06-07-2020 20:00

İnsanı kuzu ve kurt yapan teknoloji

İnsanlık bir taraftan “kuzulaşarak”; diğer taraftan “kurtlaşarak“ yaşıyor bu serencâmı.. Kuzu kuzu, 6 yetmez 7; yetmez 8; yetmez 15 G teknolojiyi bekliyor .. Tabiî ki bir de kurt tarafımız var; sosyal medyada ortaya çıkan, herkesin birbirini yediği ve asla doymadığı…

İnsanı kuzu ve kurt yapan teknoloji
Kuzular ve kurtlar…
 
Evvelâ bir karışıklığı gidermek yerinde olacaktır. Teknik ve teknoloji kavramları, köklerinin aynı olması -Eski Grekçede Tekne- sebebiyle karıştırılıp birbiri yerine kullanılabiliyor. Hoş; daha çok tercih edilen teknoloji kavramı. Teknik sanki biraz demode kaçıyor ve modern dilde kullanım oranı hızla düşüyor. Muhtemelen kısa bir zaman sonra unutulacak. Buna şaşırmamak gerekir. Gerçekten de modern târih, teknik değil teknolojik bir târih. Bâzı farklara bir bakalım. Yok; merak etmeyin, Heidegger’e falan girecek değilim. Basit, sâde bir akıl yürütme yapmaya gayret edeceğim.
 
Teknik, esasta “tekilliği” vurgulayan bir mânâya sâhip. Ama teknoloji denildiğinde birden fazla tekniğin iç içe veyâ yan yana kullanıldığı daha çok boyutlu bir durumu anlıyoruz. Teknik, bir işin görülmesi için başvurulan âletleri ifâde ediyor. Yâni araçsal bir mânâsı var. Maksat o işin görülmesi.
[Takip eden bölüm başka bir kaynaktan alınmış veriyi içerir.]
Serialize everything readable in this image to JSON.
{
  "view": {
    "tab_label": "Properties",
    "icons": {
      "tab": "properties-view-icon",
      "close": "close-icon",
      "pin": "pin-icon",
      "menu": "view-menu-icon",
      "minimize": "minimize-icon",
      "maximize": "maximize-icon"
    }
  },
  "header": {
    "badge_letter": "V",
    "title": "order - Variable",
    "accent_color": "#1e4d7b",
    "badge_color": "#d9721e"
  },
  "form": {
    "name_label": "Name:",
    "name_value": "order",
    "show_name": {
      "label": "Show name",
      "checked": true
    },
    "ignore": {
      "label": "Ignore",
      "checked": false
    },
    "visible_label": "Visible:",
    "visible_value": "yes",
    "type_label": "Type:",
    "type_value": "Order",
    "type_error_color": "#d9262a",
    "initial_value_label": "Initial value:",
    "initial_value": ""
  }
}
Başka bir farklılık ise tekniğin daha çok bildik usulleri zorlamayan, daha kâideci olması; teknolojinin ise bu tarz kâidelerin, usullerin çok dışında, kendi kendisini fişekleyen; kimilerine göre daha daha fazla “yaratıcılığı” çağrıştırması. Bir misâl verelim: Ahşap gemi tekniği asırlar boyu, denizlerde, göllerde veyâ akarsulardaki taşıma “işini” gören basit prensipleri olan bir teknikti. Belki Viking gemileriyle Çin Denizi’nde kullanılan tekneler arasında teknik bâzı farklılıklar mevcuttu. Ama bunlar târihçi uzmanlarca çalışılan; lâkin başkaları için kolaylıkla ihmâl edilebilir farklılıklardır. “Antik gemi teknolojisi “kavramı nasıl bir “zorlama” çağrışımı yapıyorsa; “modern gemi tekniği “kavramı da o kadar “eksikli“ gelmiyor mu kulaklara?
 
Teknik târihi “mekanik”; teknolojik târihi ise elektrik-elektronik gibi “mekanik-ötesi” süreçler belirledi. Bir farklılık da burada tespit edilebilir. Gelelim benim için çok daha mühim olan bir farklılığa: Teknik süreçleri “kullanım değeri” belirledi. Teknolojik târihi ise “değişim değeri”. İkisi arasındaki farkı biraz da bununla açıklamak mümkündür. Bana kalırsa kritik ehemmiyette olan da budur. Çünkü teknik târihteki “insan ile eşyâ” ve “insan ile insan” arasındaki alâka ve rabıtayı kökten değiştiren çok ama çok büyük bir kırılmayı görüyoruz. Ürünlerin değişim değeri kazanması, basit olarak mallaşmaya ve kârlılık üzerinden ekonomik değer kazanmasına işâret eder. Bunu başaran kapitalist yeniden üretim tarzıdır. Son 200 senede ortaya çıkan ve artık tâkibi bile yapılamayan teknolojik sıçramaları sağlayan da bu dönüşümün bizzât kendisidir. Teknoloji insan hayâtını kolaylaştırmakla berâber, üreten(insan) ile üretilen(cihaz, âlet ) arasındaki ilişkiyi yabancılaşmaya tâbî kılan bir dinamiğe sâhiptir. Kompleks sanayi devrimi, emeği onu üreten ürüne yabancılaştırarak yükseldi. Benzer durum ürünü tüketen için de geçerliydi. Yine bir misâl verelim: Bisiklet mekanik bir âlettir. Eğer meraklı iseniz, bir bisikleti yürüten parçaları kısa bir zaman zarfında öğrenip kullandığınız âleti tanıyabilirsiniz. Kısaca göz gezdirmek bile insana bisikletin çalışma prensiplerini öğretebilir. Ama bir otomobil için durum farklıdır. Bugün ileri teknolojinin mahsûlü olan otomobilleri kullananların ekserisi onun nasıl çalıştığı hakkında bir fikir sâhibi değildir. Modern insan; çalışma prensipleri hakkında kara câhil oldukları radyo, televizyon, buzdolabı, çamaşır makinesi vb sayısız cihazla kuşatılmış vaziyettedir. Teknolojik dünya mühendis seçkinlerin dünyâsıdır. Ama bugün sayısız işbölümü ve uzmanlıklara ayrılmış olan mühendisler de artık duruma toptekûn hâkim değil. CERN tecrübesi bunun şâhikası değil mi?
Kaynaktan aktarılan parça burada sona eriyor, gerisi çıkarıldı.